Тайса повиновалась. Между тѣмъ, какъ индѣйцы на колѣняхъ раздували головни, негры бросали въ костеръ ларцы изъ словной кости, чернаго или лимоннаго дерева, и когда они открывались, то изъ нихъ вылетали діадемы, гирлянды и коллье. Дымъ подымался темнымъ столбомъ, какъ при всесожженіяхъ древняго закона. Затѣмъ тлѣвшій огонь, разразившись вдругъ, зашипѣлъ подобно чудовищному звѣрю, и почти незримые языки пламени начали пожирать свое драгоцѣнное кушанье. Тогда слуги стали дѣйствовать смѣлѣе. Они проворно волокли богатые ковры, покрывала, затканные серебромъ, яркую обивку. Они подпрыгивали подъ тяжестью столовъ, креселъ, тугихъ подушекъ, постелей съ золотыми замычками. Трое дюжихъ эѳіоповъ прибѣжали, обхвативъ раскрашенныя статуи нимфъ, изъ которыхъ одна была любимой, какъ смертная. Они имѣли видъ большихъ обезьянъ, похитителей женщинъ. И когда, витавъ изъ объятій этихъ чудовищъ, прекрасныя обнаженныя формы разбились о плиты, послышался стонъ.

Въ это мгновеніе показалась Таиса, съ распущенными волосами, ниспадавшими длинными волнами, босоногая, облеченная въ грубую неуклюжую тунику. За ней шелъ садовникъ, неся Эрота изъ слоновой кости, запутавшагося въ развѣвавшейся его бородѣ.

Она дала человѣку знакъ остановиться и, подойдя къ Пафнутію, указала ему на маленькаго божка:

-- Отецъ мой?-- спросила она,-- неужто и его надо предать пламени? Онъ античной, дивной работы и стоитъ во сто разъ больше того, что вѣситъ его золото. Потеря его была бы невознаградимою, ибо никогда болѣе не будетъ на свѣтѣ художника, способнаго изваять столь художественнаго Эрота. Прими также во вниманіе, отецъ мой, что это малое дитя представляетъ собою Любовь, а съ нею нельзя быть жестокимъ. Повѣрь мнѣ, Любовь есть добродѣтель, и если я грѣшила, это не чрезъ нее, а противъ нея. Никогда не буду я сожалѣть о томъ, что сдѣлала ради нея, я плачу лишь о томъ, что натворила противъ воли ея. Она воспрещаетъ женщинамъ отдаваться тѣмъ, кто является не во имя ея. Вотъ за что слѣдуетъ почтить его. Взгляни, Пафнутій, какъ хорошъ этотъ маленькій Эротъ! Съ какой граціей скрывается онъ въ бородѣ этого садовника! Однажды Никій, въ періодъ своей любви ко мнѣ, принесъ мнѣ его съ словами: "Онъ будетъ тебѣ напоминать обо мнѣ!" Но шалунъ сталъ говорить мнѣ объ одномъ молодомъ человѣкѣ, котораго я знала въ Антіохіи, не упоминая о Пикіѣ. Довольно сокровищъ сгинуло на этомъ кострѣ, отецъ мой! Сохрани этого Эрота и помѣсти его въ какомъ-нибудь монастырѣ. Кто увидитъ его, обратится сердцемъ къ Богу, ибо любовь сама собой умѣетъ возвышаться до небесныхъ помысловъ.
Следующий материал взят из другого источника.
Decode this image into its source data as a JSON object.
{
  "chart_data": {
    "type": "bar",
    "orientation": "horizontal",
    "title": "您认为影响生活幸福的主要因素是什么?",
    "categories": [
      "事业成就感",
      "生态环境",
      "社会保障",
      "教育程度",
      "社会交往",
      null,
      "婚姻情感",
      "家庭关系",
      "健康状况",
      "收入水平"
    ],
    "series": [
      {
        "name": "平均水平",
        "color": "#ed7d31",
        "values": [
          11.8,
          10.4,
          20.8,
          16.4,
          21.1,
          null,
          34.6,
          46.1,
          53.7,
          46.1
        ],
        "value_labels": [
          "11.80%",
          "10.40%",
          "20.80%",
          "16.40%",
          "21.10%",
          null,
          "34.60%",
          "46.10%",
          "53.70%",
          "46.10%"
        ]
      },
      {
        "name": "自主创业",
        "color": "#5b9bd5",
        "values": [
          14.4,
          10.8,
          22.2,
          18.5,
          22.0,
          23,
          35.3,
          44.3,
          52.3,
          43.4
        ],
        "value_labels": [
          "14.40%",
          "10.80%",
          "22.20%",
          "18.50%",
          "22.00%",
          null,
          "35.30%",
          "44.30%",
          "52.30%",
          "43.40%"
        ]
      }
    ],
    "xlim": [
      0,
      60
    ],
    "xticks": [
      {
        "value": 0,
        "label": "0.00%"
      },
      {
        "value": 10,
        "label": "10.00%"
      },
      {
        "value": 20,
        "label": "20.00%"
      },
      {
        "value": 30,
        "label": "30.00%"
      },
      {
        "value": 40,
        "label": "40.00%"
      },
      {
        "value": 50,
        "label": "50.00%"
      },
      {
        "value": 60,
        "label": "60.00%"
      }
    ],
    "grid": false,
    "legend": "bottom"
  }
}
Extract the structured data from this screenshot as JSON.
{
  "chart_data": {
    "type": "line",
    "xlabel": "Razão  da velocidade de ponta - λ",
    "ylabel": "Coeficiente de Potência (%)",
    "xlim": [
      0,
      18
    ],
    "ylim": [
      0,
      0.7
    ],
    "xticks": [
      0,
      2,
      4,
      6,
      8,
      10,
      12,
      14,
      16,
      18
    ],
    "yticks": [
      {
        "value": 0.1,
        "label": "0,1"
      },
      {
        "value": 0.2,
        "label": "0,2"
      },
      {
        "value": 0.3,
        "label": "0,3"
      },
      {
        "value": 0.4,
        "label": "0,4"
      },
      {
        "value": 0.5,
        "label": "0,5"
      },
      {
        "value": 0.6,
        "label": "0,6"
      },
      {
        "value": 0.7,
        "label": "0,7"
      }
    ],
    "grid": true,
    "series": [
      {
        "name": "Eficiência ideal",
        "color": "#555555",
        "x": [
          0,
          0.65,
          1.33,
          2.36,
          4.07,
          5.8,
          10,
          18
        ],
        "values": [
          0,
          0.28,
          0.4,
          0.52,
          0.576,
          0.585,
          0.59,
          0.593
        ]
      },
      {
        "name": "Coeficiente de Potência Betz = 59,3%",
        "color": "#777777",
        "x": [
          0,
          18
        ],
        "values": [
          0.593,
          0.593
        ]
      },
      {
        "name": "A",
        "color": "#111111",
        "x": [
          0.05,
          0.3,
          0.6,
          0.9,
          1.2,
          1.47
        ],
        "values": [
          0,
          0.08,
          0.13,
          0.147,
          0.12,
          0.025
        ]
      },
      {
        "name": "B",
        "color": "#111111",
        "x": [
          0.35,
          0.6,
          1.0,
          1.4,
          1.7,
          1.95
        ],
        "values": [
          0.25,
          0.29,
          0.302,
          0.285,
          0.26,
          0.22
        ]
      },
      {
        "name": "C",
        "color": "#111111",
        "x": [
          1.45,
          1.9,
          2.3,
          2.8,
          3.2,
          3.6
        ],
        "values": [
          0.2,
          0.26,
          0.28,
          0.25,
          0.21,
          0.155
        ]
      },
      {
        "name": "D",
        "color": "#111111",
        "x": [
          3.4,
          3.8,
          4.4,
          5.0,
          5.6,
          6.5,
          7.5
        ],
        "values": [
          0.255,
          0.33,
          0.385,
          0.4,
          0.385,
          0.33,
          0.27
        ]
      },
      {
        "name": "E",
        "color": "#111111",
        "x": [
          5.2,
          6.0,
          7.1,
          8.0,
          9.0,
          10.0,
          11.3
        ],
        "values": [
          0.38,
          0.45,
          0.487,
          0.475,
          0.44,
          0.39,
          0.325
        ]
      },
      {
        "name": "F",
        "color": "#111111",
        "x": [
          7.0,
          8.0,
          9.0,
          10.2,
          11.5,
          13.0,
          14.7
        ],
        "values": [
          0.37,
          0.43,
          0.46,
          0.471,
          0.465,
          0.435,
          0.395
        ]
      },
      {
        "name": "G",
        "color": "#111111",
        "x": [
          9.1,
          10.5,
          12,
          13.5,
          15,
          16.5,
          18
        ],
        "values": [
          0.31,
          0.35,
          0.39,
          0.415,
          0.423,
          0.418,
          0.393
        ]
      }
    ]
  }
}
Садовникъ, считая Эрота уже спасеннымъ, улыбался ему, какъ ребенку, какъ вдругъ Пафнутій, выхвативъ бога изъ державшихъ его рукъ, швырнулъ его въ пламя, воскликнувъ:

-- Достаточно того, что Никій прикасался къ нему, чтобы онъ распространялъ всевозможную заразу.

Затѣмъ, набирая полныя руки блестящихъ платьевъ, пурпуровыхъ мантій, золотыхъ сандалій, гребней, банныхъ щетокъ, зеркалъ, лампъ, теорбъ и лиръ, онъ самъ побросалъ ихъ въ эту жаровню, затмѣвавшую роскошью своей костеръ Сарданапала, между тѣмъ какъ невольники плясали, завывая, подъ дождемъ пепла и искръ.

Сосѣди, пробужденные шумомъ, одинъ за однимъ открывали окна и, протирая глаза, старались узнать, откуда шло такъ много дыму. Затѣмъ, полуодѣтые, они вышли на площадь и подойдя къ костру, размышляли:

-- Что бы это значило?

Между ними были купцы, у которыхъ Таиса обыкновенно покупала духи и матеріи, и они, взволнованные, вытягивая свои желтыя сухія головы, старались понять, въ чемъ дѣло. Молодые гуляки, возвращавшіеся съ ужина, проходя мимо, предшествуемые своими рабами, тоже остановились, съ челомъ, увѣнчаннымъ цвѣтами, въ развѣвавшихся туникахъ, съ громкими восклицаніями. Эта толпа любопытныхъ, прибывавшая безпрерывно, вскорѣ узнала, что Таиса, по внушенію антинойскаго монаха, сжигала свои сокровища передъ тѣмъ, чтобы удалиться въ монастырь.

Купцы разсуждали:

-- Таиса покидаетъ этотъ городъ; мы болѣе ничего не будемъ продавать ей; это ужасно себѣ представить. Что съ нами станется безъ нея? Этотъ монахъ затуманилъ ея разумъ. Онъ разоряетъ насъ. Почему же это позволяютъ ему? Для чего же законы? Развѣ въ Александріи нѣтъ болѣе суда? Эта Таиса не заботится ни о насъ, ни о нашихъ женахъ, ни о нашихъ бѣдныхъ дѣтяхъ. Ея поведеніе публичный скандалъ. Надо заставить ее остаться въ городѣ, помимо ея желанія.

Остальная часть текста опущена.